As for the rest of D-Link's 202 lineup, the company's standalone Wi-Fi 6 routers can all serve as hubs for mesh networks, too. The least expensive among them will cost $120 when it arrives later this year.
Meanwhile, Netgear is launching a Nighthawk-branded Wi-Fi 6 mesh router at $230 for a two-pack. Look for that one in stores later this month.
Arris has a new Wi-Fi 6 mesh router for its Surfboard Max lineup. No price on that one yet, but as a tri-band model with a dedicated backhaul band for passing data back and forth between the router and satellite, it's a bit more high-end.
Comcast Xfinity internet subscribers with plans at least 300Mbps fast can now upgrade to the Wi-Fi 6-certified xFi Advanced Gateway -- and at no additional charge.
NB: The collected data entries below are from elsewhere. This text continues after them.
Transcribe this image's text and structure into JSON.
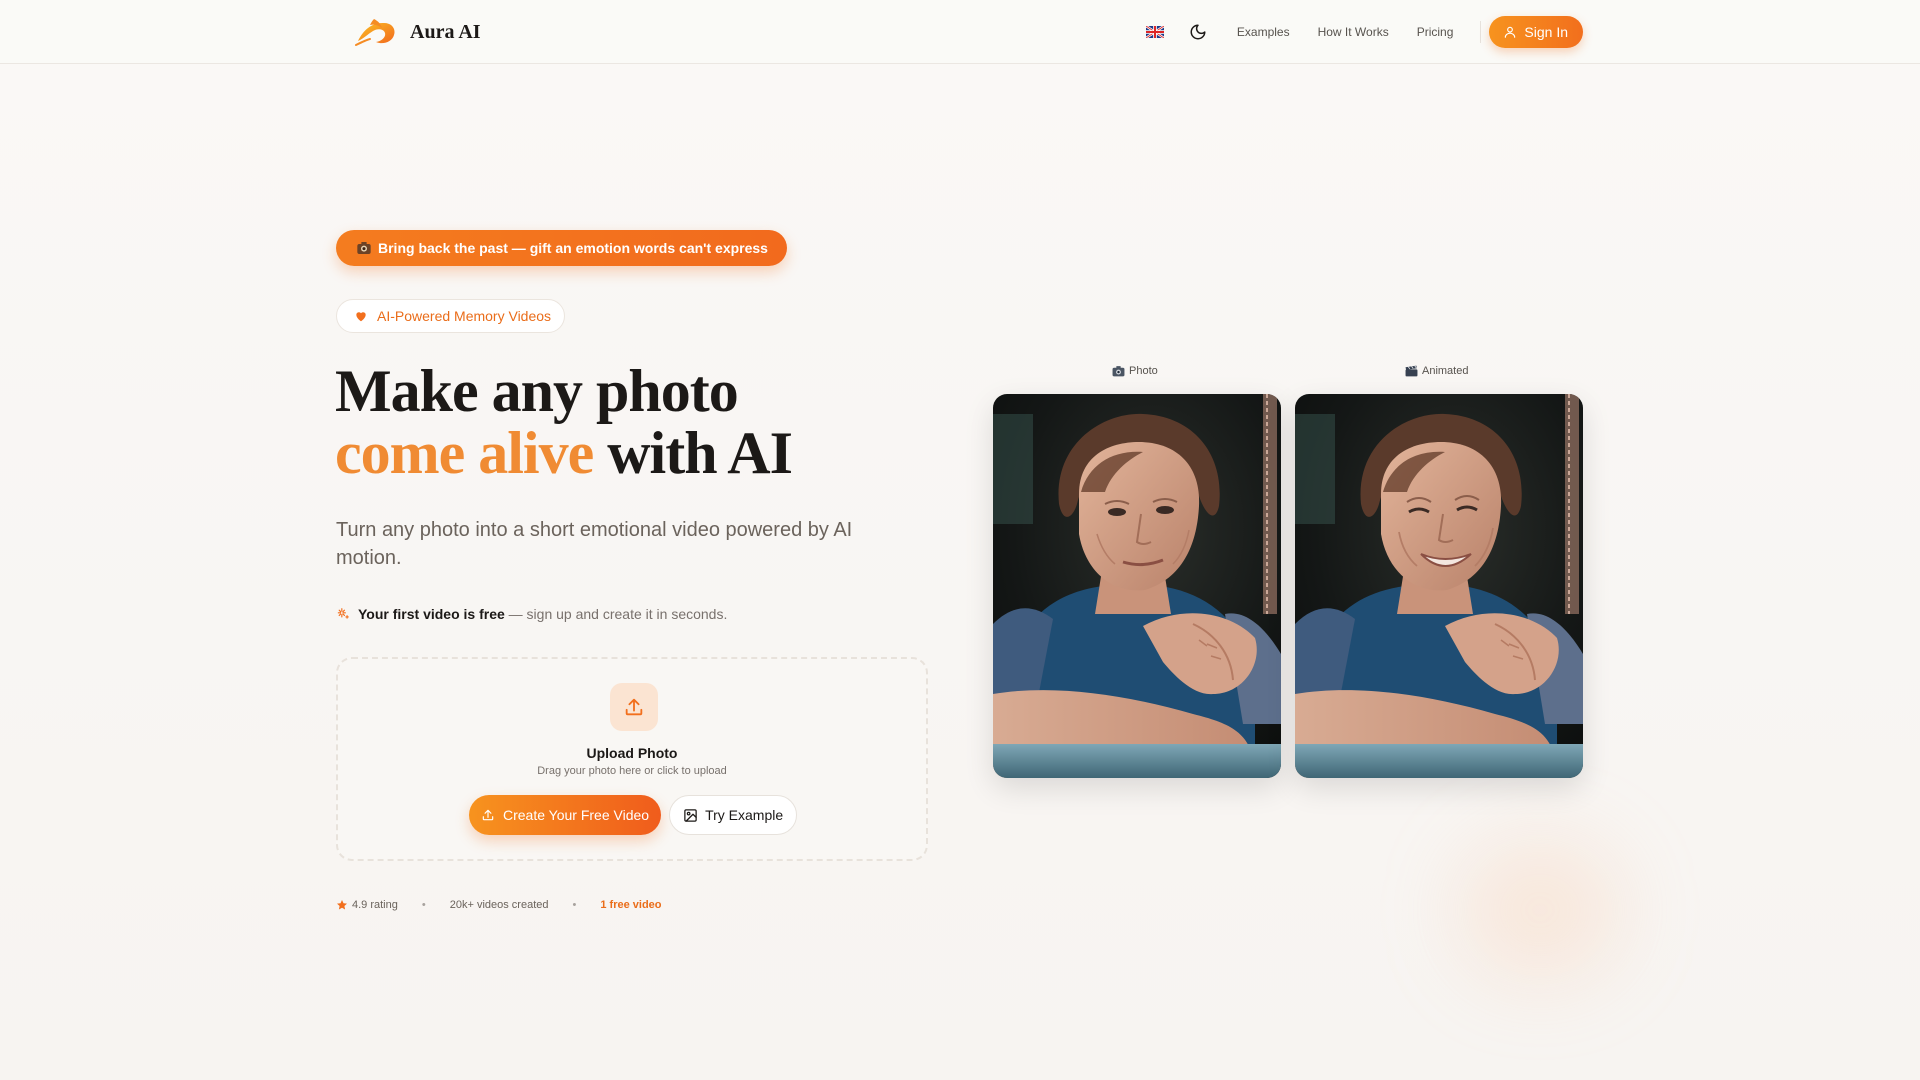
{
  "nav": {
    "brand": "Aura AI",
    "language_icon": "uk-flag-icon",
    "theme_icon": "moon-icon",
    "links": [
      "Examples",
      "How It Works",
      "Pricing"
    ],
    "sign_in": "Sign In"
  },
  "hero": {
    "promo_badge": "Bring back the past — gift an emotion words can't express",
    "promo_icon": "camera-icon",
    "chip": "AI-Powered Memory Videos",
    "headline_line1": "Make any photo",
    "headline_accent": "come alive",
    "headline_rest": "with AI",
    "subtitle": "Turn any photo into a short emotional video powered by AI motion.",
    "free_strong": "Your first video is free",
    "free_rest": "— sign up and create it in seconds.",
    "upload": {
      "title": "Upload Photo",
      "hint": "Drag your photo here or click to upload",
      "primary_button": "Create Your Free Video",
      "secondary_button": "Try Example"
    },
    "stats": {
      "rating": "4.9 rating",
      "videos": "20k+ videos created",
      "free": "1 free video"
    }
  },
  "preview": {
    "photo_caption": "Photo",
    "animated_caption": "Animated",
    "photo_caption_icon": "camera-icon",
    "animated_caption_icon": "clapperboard-icon"
  },
  "colors": {
    "accent": "#f26f1d",
    "accent_light": "#f08b33",
    "background": "#f8f6f3",
    "text": "#1c1917"
  }
}
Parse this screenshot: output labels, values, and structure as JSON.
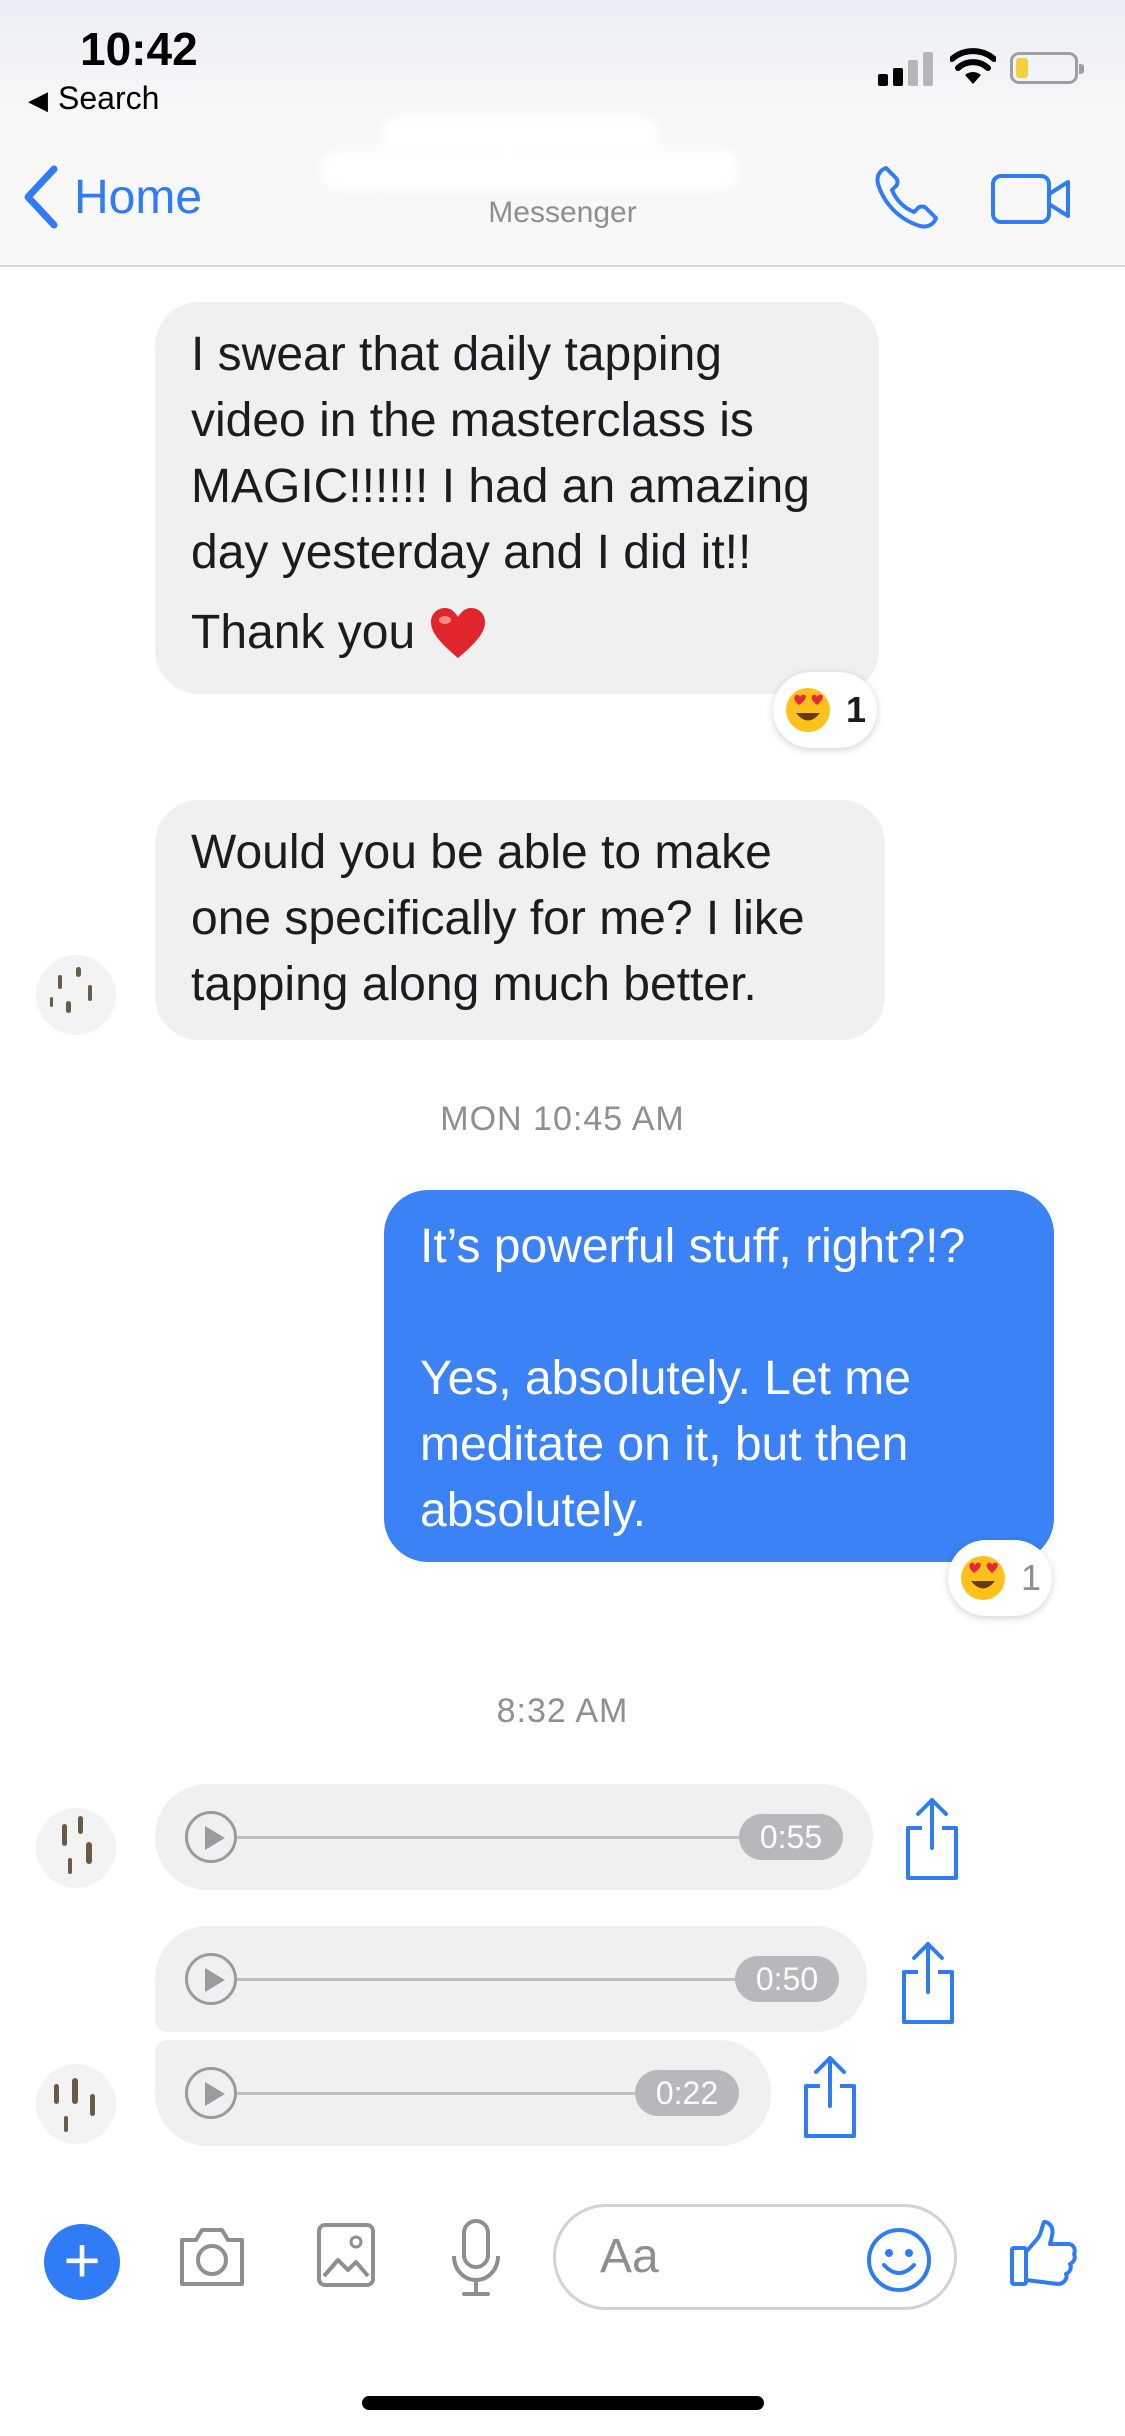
{
  "status_bar": {
    "time": "10:42",
    "back_label": "Search"
  },
  "header": {
    "back_label": "Home",
    "subtitle": "Messenger",
    "accent_color": "#2f7cf6"
  },
  "messages": [
    {
      "type": "incoming",
      "lines": [
        "I swear that daily tapping",
        "video in the masterclass is",
        "MAGIC!!!!!! I had an amazing",
        "day yesterday and I did it!!"
      ],
      "last_line": "Thank you",
      "emoji": "red-heart",
      "reaction": {
        "emoji": "heart-eyes",
        "count": "1"
      }
    },
    {
      "type": "incoming",
      "lines": [
        "Would you be able to make",
        "one specifically for me? I like",
        "tapping along much better."
      ]
    },
    {
      "type": "timestamp",
      "text": "MON 10:45 AM"
    },
    {
      "type": "outgoing",
      "lines": [
        "It’s powerful stuff, right?!?",
        "",
        "Yes, absolutely. Let me",
        "meditate on it, but then",
        "absolutely."
      ],
      "reaction": {
        "emoji": "heart-eyes",
        "count": "1"
      }
    },
    {
      "type": "timestamp",
      "text": "8:32 AM"
    },
    {
      "type": "audio",
      "duration": "0:55"
    },
    {
      "type": "audio",
      "duration": "0:50"
    },
    {
      "type": "audio",
      "duration": "0:22"
    }
  ],
  "composer": {
    "placeholder": "Aa"
  },
  "colors": {
    "incoming_bubble": "#f0f0f0",
    "outgoing_bubble": "#3a82f6",
    "icon_blue": "#2f7cf6"
  }
}
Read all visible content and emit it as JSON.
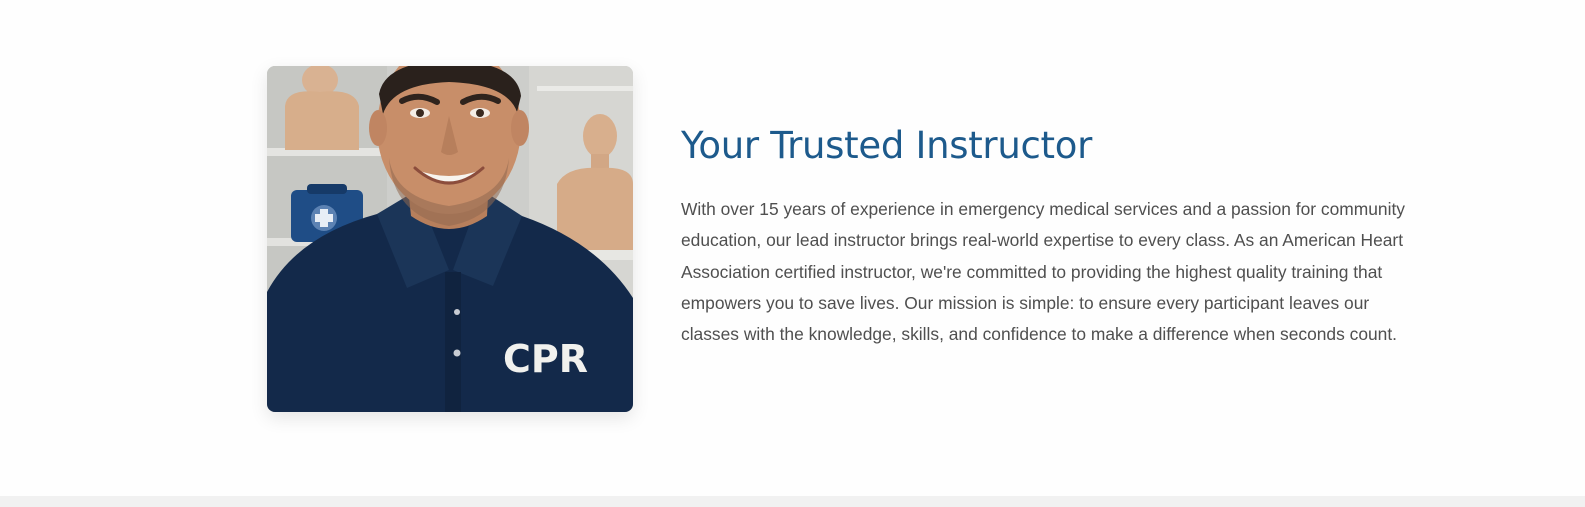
{
  "about": {
    "heading": "Your Trusted Instructor",
    "paragraph": "With over 15 years of experience in emergency medical services and a passion for community education, our lead instructor brings real-world expertise to every class. As an American Heart Association certified instructor, we're committed to providing the highest quality training that empowers you to save lives. Our mission is simple: to ensure every participant leaves our classes with the knowledge, skills, and confidence to make a difference when seconds count.",
    "photo": {
      "shirt_text": "CPR",
      "shirt_color": "#13294a",
      "background_color": "#cfd0cc"
    }
  },
  "colors": {
    "heading": "#1d5a8c",
    "body_text": "#4f4f4f",
    "page_background": "#fefefe"
  }
}
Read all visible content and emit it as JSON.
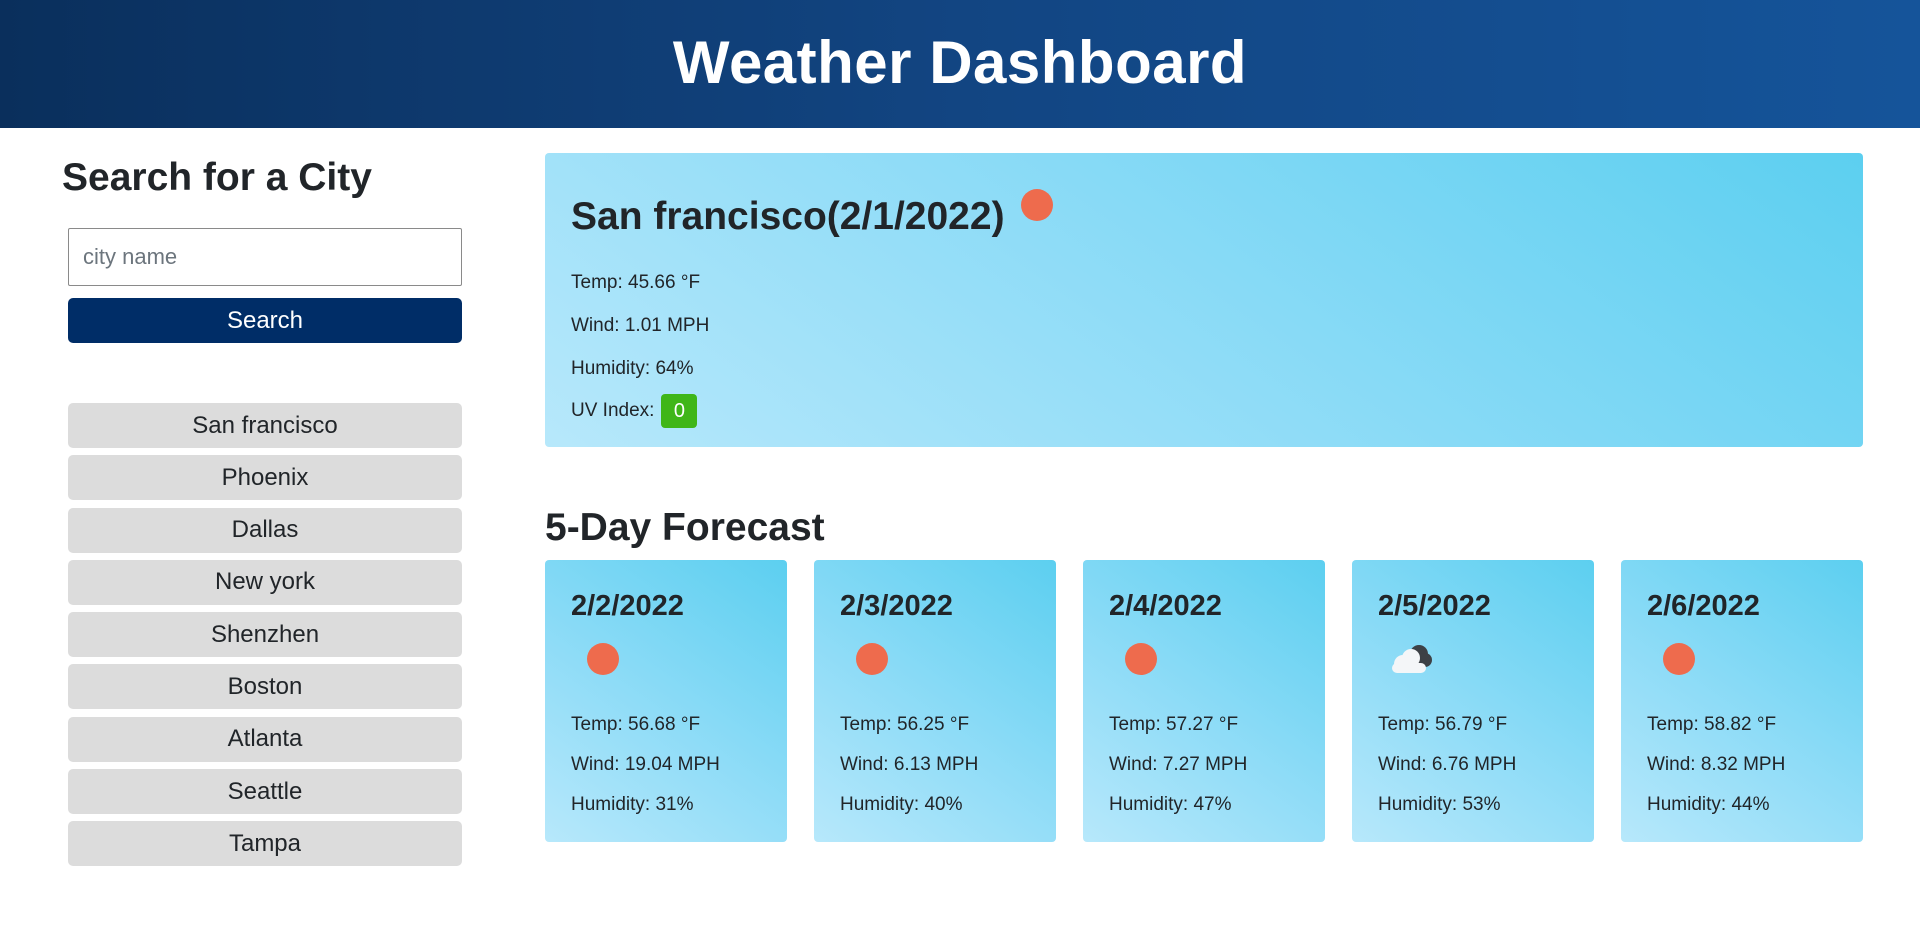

The FCC is currently warming to the idea of opening up the unlicensed 6GHz band for Wi-Fi use. That opens the door for a new designation called Wi-Fi 6E. Devices that support it will be able to take advantage of that huge swath of previously untapped spectrum, which should help drive high bandwidth use cases like 4K streaming and augmented reality.
Broadcom is already in the mix with new Wi-Fi 6E chipsets like the ones seen here. Routers that take advantage of those chips will be able to send signals on that 6GHz band once it becomes available, and names like Netgear are already on board.
Meanwhile, TP-Link tells CNET that it already has a Wi-Fi 6E mesh router, the Deco X90, planned for release later this year. No prices or specs on that one just yet, but you can bet we'll be keeping an eye out for it.